A story from last week concerning the efforts of a local police department in Los Angeles County to temporarily ratchet up its on-the-streets presence in promotion of a motorcycle awareness and safety campaign strongly spotlights the concerning topic of motorcycle accidents in California.
It is sad to note that, when fatal motorcycle crash statistics are extrapolated across a calendar year, California motorcyclists are dying at a rate that far exceeds one rider every day.
And what is worrying to safety officials and advocates is that fatality numbers are trending in the wrong direction. According to the state Office of Traffic Safety, 447 riders died in crashes in the state in 2012. In 2013 (the most recent year for which relevant numbers can be gleaned), that number rose to 453.
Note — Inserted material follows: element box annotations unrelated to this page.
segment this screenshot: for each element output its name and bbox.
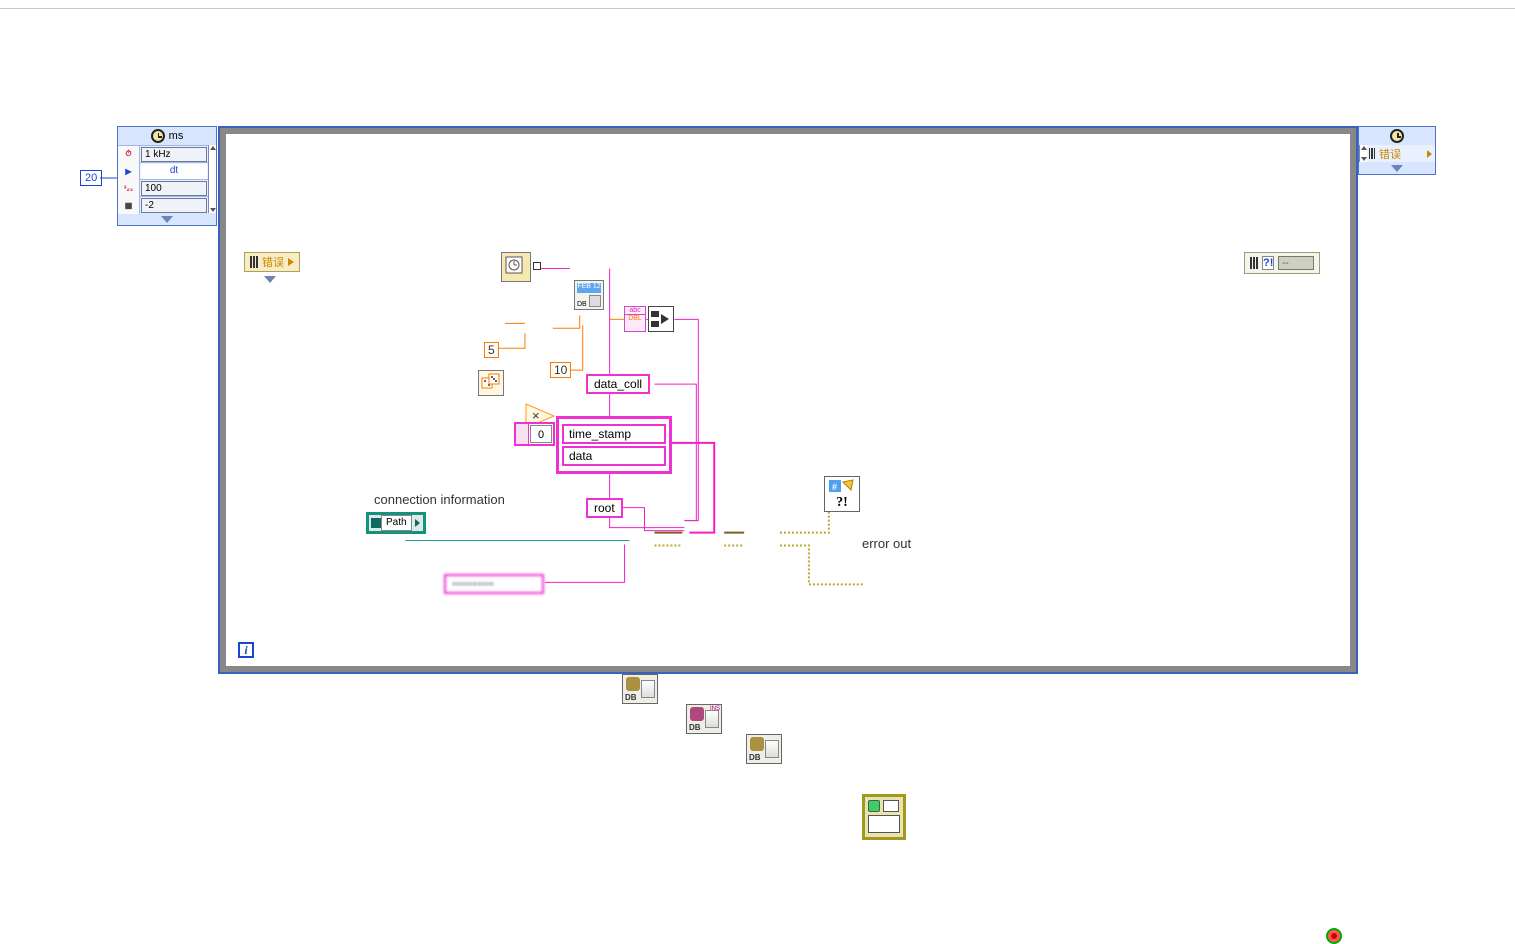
path-control[interactable]: Path — [366, 512, 426, 534]
expand-down-icon[interactable] — [161, 216, 173, 223]
random-number-vi[interactable] — [478, 370, 504, 396]
cluster-constant[interactable]: time_stamp data — [556, 416, 672, 474]
block-diagram-canvas[interactable]: 20 ms ⏱ 1 kHz ▶ dt ³₂₁ 100 — [0, 18, 1515, 688]
dt-label[interactable]: dt — [141, 164, 207, 179]
loop-rate-field[interactable]: 1 kHz — [141, 147, 207, 162]
format-datetime-vi[interactable]: FEB 12 DB — [574, 280, 604, 310]
clock-icon — [151, 129, 165, 143]
output-terminal — [533, 262, 541, 270]
error-out-right-label: 错误 — [1377, 146, 1427, 162]
error-wire-icon — [250, 256, 258, 268]
cluster-item-data[interactable]: data — [562, 446, 666, 466]
arrow-right-icon — [1427, 150, 1432, 158]
timed-loop-left-node[interactable]: ms ⏱ 1 kHz ▶ dt ³₂₁ 100 ▦ -2 — [117, 126, 217, 226]
svg-text:#: # — [832, 482, 837, 492]
case-selector-tunnel[interactable]: ?! -- — [1244, 252, 1320, 274]
timed-loop-frame[interactable]: 错误 FEB 12 DB — [218, 126, 1358, 674]
dt-icon: ▶ — [118, 163, 140, 180]
cfg-scroll[interactable] — [208, 145, 216, 213]
selector-value-box[interactable]: -- — [1278, 256, 1314, 270]
arrow-right-icon — [288, 258, 294, 266]
cfg-scroll-right[interactable] — [1359, 145, 1367, 162]
arrow-right-icon — [415, 519, 420, 527]
db-insert-vi[interactable]: INS DB — [686, 704, 722, 734]
error-in-label: 错误 — [262, 254, 284, 270]
feb-label: FEB 12 — [577, 283, 601, 293]
processor-icon: ▦ — [118, 197, 140, 214]
numeric-constant-10[interactable]: 10 — [550, 362, 571, 378]
priority-icon: ³₂₁ — [118, 180, 140, 197]
timed-loop-right-node[interactable]: 错误 — [1358, 126, 1436, 175]
source-box — [868, 815, 900, 833]
status-led — [868, 800, 880, 812]
expand-down-icon[interactable] — [264, 276, 276, 283]
get-datetime-vi[interactable] — [501, 252, 531, 282]
array-index-value[interactable]: 0 — [530, 425, 552, 443]
array-index-control[interactable]: 0 — [514, 422, 555, 446]
loop-header: ms — [118, 127, 216, 145]
loop-unit-label: ms — [169, 130, 184, 142]
cluster-item-time-stamp[interactable]: time_stamp — [562, 424, 666, 444]
error-in-tunnel[interactable]: 错误 — [244, 252, 300, 272]
chevron-down-icon — [210, 208, 216, 212]
numeric-constant-5[interactable]: 5 — [484, 342, 499, 358]
stop-terminal[interactable] — [1326, 928, 1342, 944]
error-query-glyph: ?! — [824, 494, 860, 512]
string-constant-root[interactable]: root — [586, 498, 623, 518]
error-out-label: error out — [862, 536, 911, 551]
concat-string-vi[interactable] — [648, 306, 674, 332]
expand-down-icon[interactable] — [1391, 165, 1403, 172]
clock-icon — [1390, 129, 1404, 143]
iteration-terminal[interactable]: i — [238, 642, 254, 658]
folder-icon — [371, 518, 381, 528]
code-box — [883, 800, 899, 812]
loop-drawing-area[interactable]: 错误 FEB 12 DB — [220, 128, 1356, 672]
mini-grid-icon — [589, 295, 601, 307]
connection-info-label: connection information — [374, 492, 505, 507]
error-out-indicator[interactable] — [862, 794, 906, 840]
selector-q-icon: ?! — [1262, 256, 1274, 270]
number-to-string-vi[interactable]: abc DBL — [624, 306, 646, 332]
chevron-up-icon — [210, 146, 216, 150]
page-divider — [0, 8, 1515, 9]
path-text[interactable]: Path — [381, 515, 412, 531]
svg-text:×: × — [532, 408, 540, 423]
period-constant[interactable]: 20 — [80, 170, 102, 186]
db-label: DB — [577, 301, 587, 308]
loop-header-right — [1359, 127, 1435, 145]
wires-overlay — [226, 134, 1350, 670]
string-constant-data-coll[interactable]: data_coll — [586, 374, 650, 394]
db-close-vi[interactable]: DB — [746, 734, 782, 764]
processor-field[interactable]: -2 — [141, 198, 207, 213]
password-constant[interactable]: •••••••••• — [444, 574, 544, 594]
priority-field[interactable]: 100 — [141, 181, 207, 196]
timer-source-icon: ⏱ — [118, 146, 140, 163]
Such numbers are obviously worrisome. What might be centrally contributing to them?
Economic constraints continue to pose tough challenges for many people, of course, and some commuters looking to save money might be opting for the comparatively cheap conveyance provided by a bike. At the same time, a general economic rebound has put more motorists of passenger vehicles back behind the wheel.
Simply put, the single variable of more traffic out on the roads can be a directly contributing factor in some accidents.
Accident statistics similarly show an upward spiking trend in fatal outcomes involving pedestrians and bicyclists, which the above-noted article calls “dramatic.” More than 700 pedestrians died in California in 2013 after being struck by vehicles, with that number evidencing a nearly seven percent rise from the preceding year.
And the surge in bicyclists’ deaths was even more pronounced, with the 141 fatalities reported in 2013 marking a jump of 8.6 percent from 2012.
It is manifestly evident why state officials are unremittingly focused on accident avoidance and safety-enhancing measures across California.